Tim Leigh’s pithy, well-written weekly market reports always make interesting reading. This week’s was even more interesting than usual, because of two glaring howlers. Here’s an excerpt, with the howlers in bold.
“The CSU leadership, including the previous board, has made several questionable policy decisions:
1. The disastrous Neumann Scrubber policy where CSU became the venture capital partner on an R&D project with a sole-source vendor with no previous experience and where there is no financial guarantee for installation or performance – all this, when other readily available and less costly competitive vendors were and are available.

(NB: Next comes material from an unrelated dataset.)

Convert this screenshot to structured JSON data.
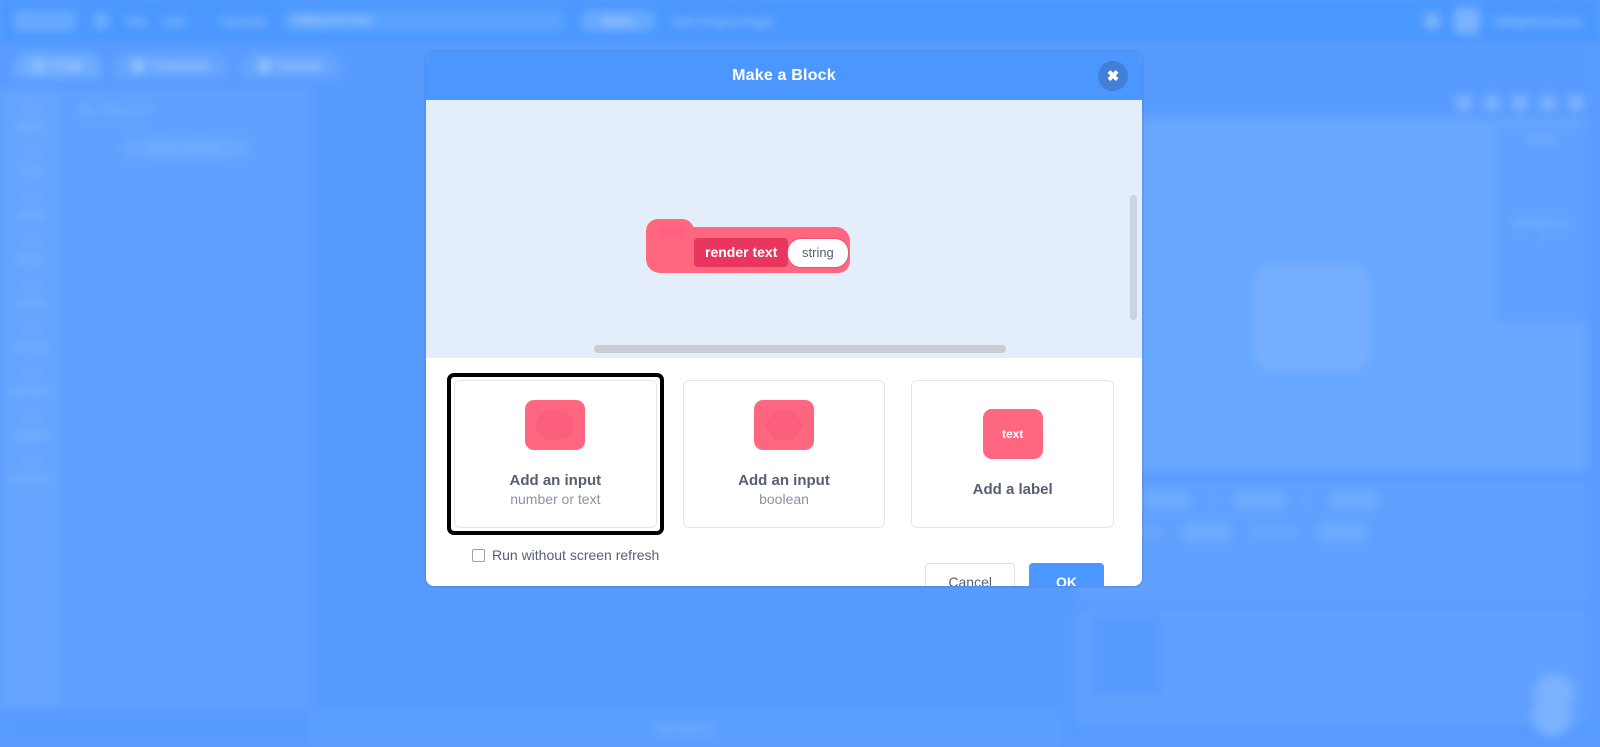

2. The disastrous gas price hedging policy which led to $44,000,000 MILLION DOLLAR losses from 2002 – 2010.
3. The potentially disastrous SDS policy where we seem to have an SDS budget with no end in sight. While I support the notion that too much water is better than not enough water (even at (nominally) too great a cost), at some point reason must intervene with fantasy.
It’s been asserted the city’s total water demand in 2046 (33 years from now) is not as great as management previously forecast. This is important because Management’s water demand forecast is the headline justification for SDS.

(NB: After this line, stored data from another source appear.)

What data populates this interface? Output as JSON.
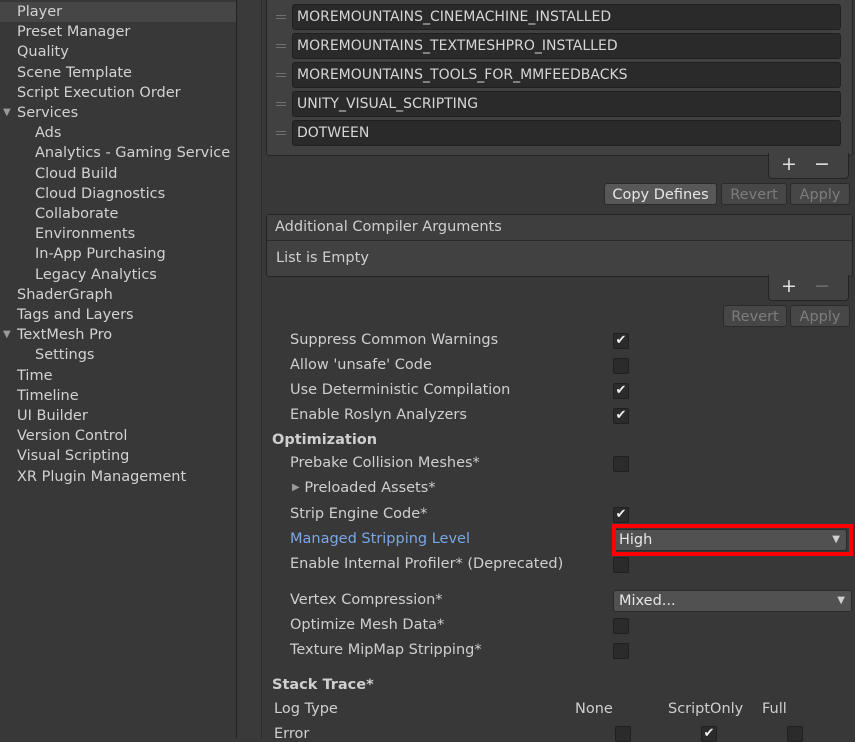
{
  "sidebar": {
    "items": [
      {
        "label": "Player",
        "indent": 1,
        "selected": true
      },
      {
        "label": "Preset Manager",
        "indent": 1
      },
      {
        "label": "Quality",
        "indent": 1
      },
      {
        "label": "Scene Template",
        "indent": 1
      },
      {
        "label": "Script Execution Order",
        "indent": 1
      },
      {
        "label": "Services",
        "indent": 1,
        "foldout": "▼"
      },
      {
        "label": "Ads",
        "indent": 2
      },
      {
        "label": "Analytics - Gaming Service",
        "indent": 2
      },
      {
        "label": "Cloud Build",
        "indent": 2
      },
      {
        "label": "Cloud Diagnostics",
        "indent": 2
      },
      {
        "label": "Collaborate",
        "indent": 2
      },
      {
        "label": "Environments",
        "indent": 2
      },
      {
        "label": "In-App Purchasing",
        "indent": 2
      },
      {
        "label": "Legacy Analytics",
        "indent": 2
      },
      {
        "label": "ShaderGraph",
        "indent": 1
      },
      {
        "label": "Tags and Layers",
        "indent": 1
      },
      {
        "label": "TextMesh Pro",
        "indent": 1,
        "foldout": "▼"
      },
      {
        "label": "Settings",
        "indent": 2
      },
      {
        "label": "Time",
        "indent": 1
      },
      {
        "label": "Timeline",
        "indent": 1
      },
      {
        "label": "UI Builder",
        "indent": 1
      },
      {
        "label": "Version Control",
        "indent": 1
      },
      {
        "label": "Visual Scripting",
        "indent": 1
      },
      {
        "label": "XR Plugin Management",
        "indent": 1
      }
    ]
  },
  "defines": {
    "items": [
      "MOREMOUNTAINS_CINEMACHINE_INSTALLED",
      "MOREMOUNTAINS_TEXTMESHPRO_INSTALLED",
      "MOREMOUNTAINS_TOOLS_FOR_MMFEEDBACKS",
      "UNITY_VISUAL_SCRIPTING",
      "DOTWEEN"
    ],
    "plus": "+",
    "minus": "−",
    "copy_label": "Copy Defines",
    "revert_label": "Revert",
    "apply_label": "Apply"
  },
  "compiler_args": {
    "title": "Additional Compiler Arguments",
    "empty": "List is Empty",
    "plus": "+",
    "minus": "−",
    "revert_label": "Revert",
    "apply_label": "Apply"
  },
  "settings": {
    "suppress_warnings": {
      "label": "Suppress Common Warnings",
      "checked": true
    },
    "allow_unsafe": {
      "label": "Allow 'unsafe' Code",
      "checked": false
    },
    "deterministic": {
      "label": "Use Deterministic Compilation",
      "checked": true
    },
    "roslyn": {
      "label": "Enable Roslyn Analyzers",
      "checked": true
    }
  },
  "optimization": {
    "header": "Optimization",
    "prebake": {
      "label": "Prebake Collision Meshes*",
      "checked": false
    },
    "preloaded": {
      "label": "Preloaded Assets*",
      "foldout": "▶"
    },
    "strip_engine": {
      "label": "Strip Engine Code*",
      "checked": true
    },
    "stripping_level": {
      "label": "Managed Stripping Level",
      "value": "High"
    },
    "internal_profiler": {
      "label": "Enable Internal Profiler* (Deprecated)",
      "checked": false
    },
    "vertex_compression": {
      "label": "Vertex Compression*",
      "value": "Mixed..."
    },
    "optimize_mesh": {
      "label": "Optimize Mesh Data*",
      "checked": false
    },
    "mipmap_stripping": {
      "label": "Texture MipMap Stripping*",
      "checked": false
    }
  },
  "stack_trace": {
    "header": "Stack Trace*",
    "log_type": "Log Type",
    "columns": [
      "None",
      "ScriptOnly",
      "Full"
    ],
    "row_error": "Error"
  },
  "icons": {
    "check": "✔",
    "dropdown": "▼"
  },
  "colors": {
    "highlight_border": "#ff0000",
    "highlight_label": "#7aa7e6"
  }
}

A credible source says (in 2046) Colorado Springs will only need an additional 8 million acre feet of water over our current demand and that the SDS pipeline, when fully built-out, will provide additional 48 million acre feet of water. Some questions could be, “Do we need 40 million extra acre feet of water? At what cost? Were there (are there still) less costly options? Even with recognized sunk costs, can we continue to justify the cost of the pipeline vis-à-vis demand?”
Um, er Tim – $44,000,000 million…I believe that’s $44 quadrillion, which is about 3,000 times the value of all the gold that has ever been mined. And 48 million acre-feet? That’s about three times the average annual flow of the Colorado River in wet years, suggesting that Colorado Springs has somehow got its hands on all the water in the mountain west – too bad for L.A., Phoenix, Denver, Las Vegas and Mexico! No water for you! How could have we afforded it? Hey, that’s where the $44 quadrillion went…and who was that “credible source,” anyway?
Note: Originally, I thought it was $44 trillion, so I am as arithmetically challenged as Tim.